Health Care

Biden hits Warren over ‘Medicare for All’ plan

Former Vice President Joe Biden’s campaign hit Sen. Elizabeth Warren (D-Mass.) over her new “Medicare for All” plan on Friday, saying it really would result in a middle-class tax increase despite Warren’s claims. 

“For months, Elizabeth Warren has refused to say if her health care plan would raise taxes on the middle class, and now we know why: because it does,” said Biden deputy campaign manager Kate Bedingfield. “Senator Warren would place a new tax of nearly $9 trillion that will fall on American workers.”

{mosads}Warren on Friday released a plan for how to pay for Medicare for All that would not include any direct tax increases on the middle class. Warren has been under pressure from rivals including Biden to explain how she would cover the large cost of her plan. 

Medicare for All has been one of the major dividing lines between progressives such as Warren and Sen. Bernie Sanders (I-Vt.) and more moderate candidates like Biden and South Bend, Ind., Mayor Pete Buttigieg. 

Biden kept up the criticism on Friday, saying that a new roughly $9 trillion tax on employers in Warren’s plan would be passed on to workers. 

Warren’s plan argues that tax is just matching what employers are already paying for their workers’ health insurance in the form of premiums, and that it would actually slightly reduce employers’ costs.

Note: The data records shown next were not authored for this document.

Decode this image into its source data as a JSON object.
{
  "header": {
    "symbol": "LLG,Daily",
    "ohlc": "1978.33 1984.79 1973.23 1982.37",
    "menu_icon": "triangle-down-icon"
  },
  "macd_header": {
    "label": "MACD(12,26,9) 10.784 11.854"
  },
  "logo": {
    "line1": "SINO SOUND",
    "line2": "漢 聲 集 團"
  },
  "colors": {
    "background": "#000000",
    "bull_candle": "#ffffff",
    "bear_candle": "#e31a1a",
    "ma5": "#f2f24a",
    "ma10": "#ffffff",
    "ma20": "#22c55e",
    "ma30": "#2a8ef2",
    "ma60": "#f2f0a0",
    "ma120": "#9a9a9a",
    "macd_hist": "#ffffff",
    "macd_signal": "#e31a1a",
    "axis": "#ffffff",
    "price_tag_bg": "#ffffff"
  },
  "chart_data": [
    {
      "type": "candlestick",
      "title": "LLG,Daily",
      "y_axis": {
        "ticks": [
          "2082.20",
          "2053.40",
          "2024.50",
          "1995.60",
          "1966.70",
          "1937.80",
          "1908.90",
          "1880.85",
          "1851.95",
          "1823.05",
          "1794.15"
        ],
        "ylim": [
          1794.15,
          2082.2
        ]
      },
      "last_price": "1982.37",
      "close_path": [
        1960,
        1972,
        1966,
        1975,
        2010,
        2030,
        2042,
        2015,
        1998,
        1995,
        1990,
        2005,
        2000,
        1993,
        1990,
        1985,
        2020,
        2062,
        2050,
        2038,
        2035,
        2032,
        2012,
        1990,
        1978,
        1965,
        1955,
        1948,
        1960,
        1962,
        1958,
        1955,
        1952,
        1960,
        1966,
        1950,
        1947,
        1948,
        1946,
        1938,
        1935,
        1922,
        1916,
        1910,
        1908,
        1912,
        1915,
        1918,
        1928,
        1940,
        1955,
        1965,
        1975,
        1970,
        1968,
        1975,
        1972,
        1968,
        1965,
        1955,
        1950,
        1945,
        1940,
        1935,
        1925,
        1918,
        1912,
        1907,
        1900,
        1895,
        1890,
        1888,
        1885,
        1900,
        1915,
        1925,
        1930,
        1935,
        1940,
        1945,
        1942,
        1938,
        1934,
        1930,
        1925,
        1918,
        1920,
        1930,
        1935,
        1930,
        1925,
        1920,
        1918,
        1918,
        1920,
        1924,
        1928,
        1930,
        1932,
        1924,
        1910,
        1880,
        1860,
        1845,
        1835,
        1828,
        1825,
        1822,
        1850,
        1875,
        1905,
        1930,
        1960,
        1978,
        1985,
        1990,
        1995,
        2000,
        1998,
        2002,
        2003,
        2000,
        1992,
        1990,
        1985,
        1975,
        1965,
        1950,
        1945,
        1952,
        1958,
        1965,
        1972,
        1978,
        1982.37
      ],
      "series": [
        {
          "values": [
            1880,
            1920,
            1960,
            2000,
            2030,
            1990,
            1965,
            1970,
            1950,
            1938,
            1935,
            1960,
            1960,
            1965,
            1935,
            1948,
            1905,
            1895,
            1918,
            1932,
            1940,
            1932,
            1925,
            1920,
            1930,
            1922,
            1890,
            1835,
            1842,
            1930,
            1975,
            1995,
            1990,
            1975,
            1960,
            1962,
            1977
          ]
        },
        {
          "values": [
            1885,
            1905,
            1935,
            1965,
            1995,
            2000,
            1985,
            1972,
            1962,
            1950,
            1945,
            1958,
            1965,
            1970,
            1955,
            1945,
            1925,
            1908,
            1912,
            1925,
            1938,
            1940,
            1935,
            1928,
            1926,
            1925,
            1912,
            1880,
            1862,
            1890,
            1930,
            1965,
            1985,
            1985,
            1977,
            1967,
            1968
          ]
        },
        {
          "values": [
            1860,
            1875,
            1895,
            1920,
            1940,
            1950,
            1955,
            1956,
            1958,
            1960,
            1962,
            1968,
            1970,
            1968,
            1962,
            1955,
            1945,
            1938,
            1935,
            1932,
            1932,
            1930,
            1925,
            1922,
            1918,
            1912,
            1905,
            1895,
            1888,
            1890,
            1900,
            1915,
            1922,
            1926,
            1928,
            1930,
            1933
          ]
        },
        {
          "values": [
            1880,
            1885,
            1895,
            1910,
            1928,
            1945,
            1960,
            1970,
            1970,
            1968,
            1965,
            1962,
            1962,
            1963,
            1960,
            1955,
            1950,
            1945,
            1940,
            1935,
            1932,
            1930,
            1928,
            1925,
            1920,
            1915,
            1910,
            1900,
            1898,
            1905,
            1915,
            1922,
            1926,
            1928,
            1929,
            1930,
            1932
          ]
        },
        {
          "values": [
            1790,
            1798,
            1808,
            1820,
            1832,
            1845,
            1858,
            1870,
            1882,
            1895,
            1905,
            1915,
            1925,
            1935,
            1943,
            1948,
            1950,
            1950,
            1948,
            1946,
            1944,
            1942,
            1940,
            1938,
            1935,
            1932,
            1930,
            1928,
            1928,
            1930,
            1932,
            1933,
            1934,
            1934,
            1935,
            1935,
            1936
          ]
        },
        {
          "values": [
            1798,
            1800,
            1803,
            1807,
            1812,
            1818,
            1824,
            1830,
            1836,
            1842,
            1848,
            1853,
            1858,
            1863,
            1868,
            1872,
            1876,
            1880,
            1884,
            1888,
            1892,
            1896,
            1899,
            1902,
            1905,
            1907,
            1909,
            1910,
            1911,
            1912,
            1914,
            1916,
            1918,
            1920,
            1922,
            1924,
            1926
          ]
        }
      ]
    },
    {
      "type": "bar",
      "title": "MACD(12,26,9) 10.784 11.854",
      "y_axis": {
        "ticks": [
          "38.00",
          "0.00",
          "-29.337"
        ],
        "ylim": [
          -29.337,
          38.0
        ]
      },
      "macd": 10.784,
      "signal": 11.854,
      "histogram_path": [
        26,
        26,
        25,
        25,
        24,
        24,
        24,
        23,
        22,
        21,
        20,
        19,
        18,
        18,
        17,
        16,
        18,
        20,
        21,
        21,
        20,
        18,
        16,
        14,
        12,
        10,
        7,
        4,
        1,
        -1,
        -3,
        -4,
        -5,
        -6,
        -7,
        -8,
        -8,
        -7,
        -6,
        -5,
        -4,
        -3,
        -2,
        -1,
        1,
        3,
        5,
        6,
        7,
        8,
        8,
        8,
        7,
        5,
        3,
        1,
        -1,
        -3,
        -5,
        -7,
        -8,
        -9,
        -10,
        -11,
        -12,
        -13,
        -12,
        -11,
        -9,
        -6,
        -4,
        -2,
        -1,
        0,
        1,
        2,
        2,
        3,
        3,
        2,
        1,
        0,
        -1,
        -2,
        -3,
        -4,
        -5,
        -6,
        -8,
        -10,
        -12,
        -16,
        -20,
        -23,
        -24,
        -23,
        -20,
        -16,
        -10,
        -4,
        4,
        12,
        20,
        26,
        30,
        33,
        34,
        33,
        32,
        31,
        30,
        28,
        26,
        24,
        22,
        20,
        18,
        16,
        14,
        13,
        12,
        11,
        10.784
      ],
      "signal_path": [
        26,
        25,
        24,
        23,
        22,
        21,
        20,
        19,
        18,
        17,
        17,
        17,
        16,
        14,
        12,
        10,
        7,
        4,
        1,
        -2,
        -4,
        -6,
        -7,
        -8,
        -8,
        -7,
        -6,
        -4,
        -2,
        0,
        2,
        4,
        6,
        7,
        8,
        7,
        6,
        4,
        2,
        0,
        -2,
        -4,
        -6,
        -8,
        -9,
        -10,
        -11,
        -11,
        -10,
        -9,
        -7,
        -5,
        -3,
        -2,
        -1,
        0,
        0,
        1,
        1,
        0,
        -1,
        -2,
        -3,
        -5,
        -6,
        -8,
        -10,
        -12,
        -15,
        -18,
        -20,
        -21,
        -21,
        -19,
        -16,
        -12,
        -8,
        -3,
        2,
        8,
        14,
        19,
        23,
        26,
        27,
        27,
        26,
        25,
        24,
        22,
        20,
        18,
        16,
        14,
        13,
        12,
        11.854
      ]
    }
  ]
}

Economists also say that workers face lower wages under the current system because of the costs employers have to pour into health insurance instead. 

More broadly, Biden’s campaign called Warren’s plan unrealistic, and noted that it would eliminate people’s current private health insurance. 

“There’s no two ways about it, we cannot defeat Donald Trump with double talk on health care — especially not about the impact and cost of a proposal to completely dismantle our health care system and eliminate employer-sponsored and all other private health insurance,” Bedingfield said. 

She also noted that Democrats won back the House last year in large part on protecting ObamaCare, not replacing it with a universal health care plan. 

Biden has argued for strengthening ObamaCare by adding an optional government-run plan, a similar approach to other more moderate candidates such as Buttigieg. 

Sen. Michael Bennet (D-Colo.) and former Rep. John Delaney (D-Md.), two other moderates in the 2020 Democratic primary, said Warren’s numbers would not really add up to the roughly $21 trillion cost of her plan. 

“Warren’s new numbers are simply not believable, and have been contradicted by experts,” Bennet said. “Regardless of whether it’s $21 trillion or $31 trillion, this isn’t going to happen, and the American people need health care.”

He called for adopting a public option in addition to private insurance instead.